Learning, Knowledge and Human Development MOOC’s Updates

Learning a language as a process of reinforcement and conditioning

 

For a long time, the language teaching and learning was highly based on a mechanical process. Skinner (1957) says that language is a habit that needs to be conditioned and reinforced. Thus, repeating structures of language and reinforce them was and, somehow, still is very much used in the field of learning languages, although we already have different approaches and methods.

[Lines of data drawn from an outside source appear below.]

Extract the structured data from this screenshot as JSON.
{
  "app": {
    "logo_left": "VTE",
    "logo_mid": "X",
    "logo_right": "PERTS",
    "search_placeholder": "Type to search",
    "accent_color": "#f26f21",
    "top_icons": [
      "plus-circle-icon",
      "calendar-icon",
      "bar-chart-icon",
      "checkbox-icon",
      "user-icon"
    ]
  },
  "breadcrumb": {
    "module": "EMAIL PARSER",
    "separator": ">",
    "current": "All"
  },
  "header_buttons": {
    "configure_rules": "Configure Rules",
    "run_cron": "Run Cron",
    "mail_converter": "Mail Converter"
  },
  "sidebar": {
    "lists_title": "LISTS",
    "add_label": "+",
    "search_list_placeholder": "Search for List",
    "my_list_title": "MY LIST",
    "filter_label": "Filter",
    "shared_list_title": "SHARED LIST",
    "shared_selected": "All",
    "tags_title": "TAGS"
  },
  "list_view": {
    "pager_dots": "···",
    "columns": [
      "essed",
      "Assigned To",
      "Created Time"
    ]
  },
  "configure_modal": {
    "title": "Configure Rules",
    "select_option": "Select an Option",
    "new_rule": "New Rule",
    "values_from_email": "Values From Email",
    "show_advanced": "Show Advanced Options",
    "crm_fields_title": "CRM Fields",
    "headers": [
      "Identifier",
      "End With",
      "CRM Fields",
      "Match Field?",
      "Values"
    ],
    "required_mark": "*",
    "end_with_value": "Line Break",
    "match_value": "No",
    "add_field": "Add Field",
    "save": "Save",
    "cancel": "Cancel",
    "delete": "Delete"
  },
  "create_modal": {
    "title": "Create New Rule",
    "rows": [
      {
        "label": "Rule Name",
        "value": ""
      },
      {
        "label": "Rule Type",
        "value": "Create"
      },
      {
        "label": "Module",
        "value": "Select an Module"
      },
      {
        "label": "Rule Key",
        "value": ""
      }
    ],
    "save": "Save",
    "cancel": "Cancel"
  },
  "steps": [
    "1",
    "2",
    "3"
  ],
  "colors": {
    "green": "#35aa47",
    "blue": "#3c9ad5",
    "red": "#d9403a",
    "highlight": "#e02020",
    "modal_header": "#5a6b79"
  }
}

An example of this concept is the audiolingual method (FREEMAN-LARSEN, 2000), in which there must be stimuli and responses given by the students. Aiming to condition and reinforce the language, there is the use of intense repetition by drilling. Drilling is a process of memorizing structures of language by repeating them.

Therefore, reiforcement and conditioning belong to a more traditional way of teaching and learning languages. The audiolingual method is grounded on Skinner’s behaviorism and schools still make use of it, especially the ones that want to provide a faster and more mechanical way of learning a language.

 

REFERENCES

 

FREEMAN-LARSEN, Diane. Techniques and Principles in Language Teaching. Second Edition. Oxford: Oxford University Press, 2000.

SKINNER, B. F. (1957) Verbal Behavior. Cambridge, MA: B. F. Skinner Foundation.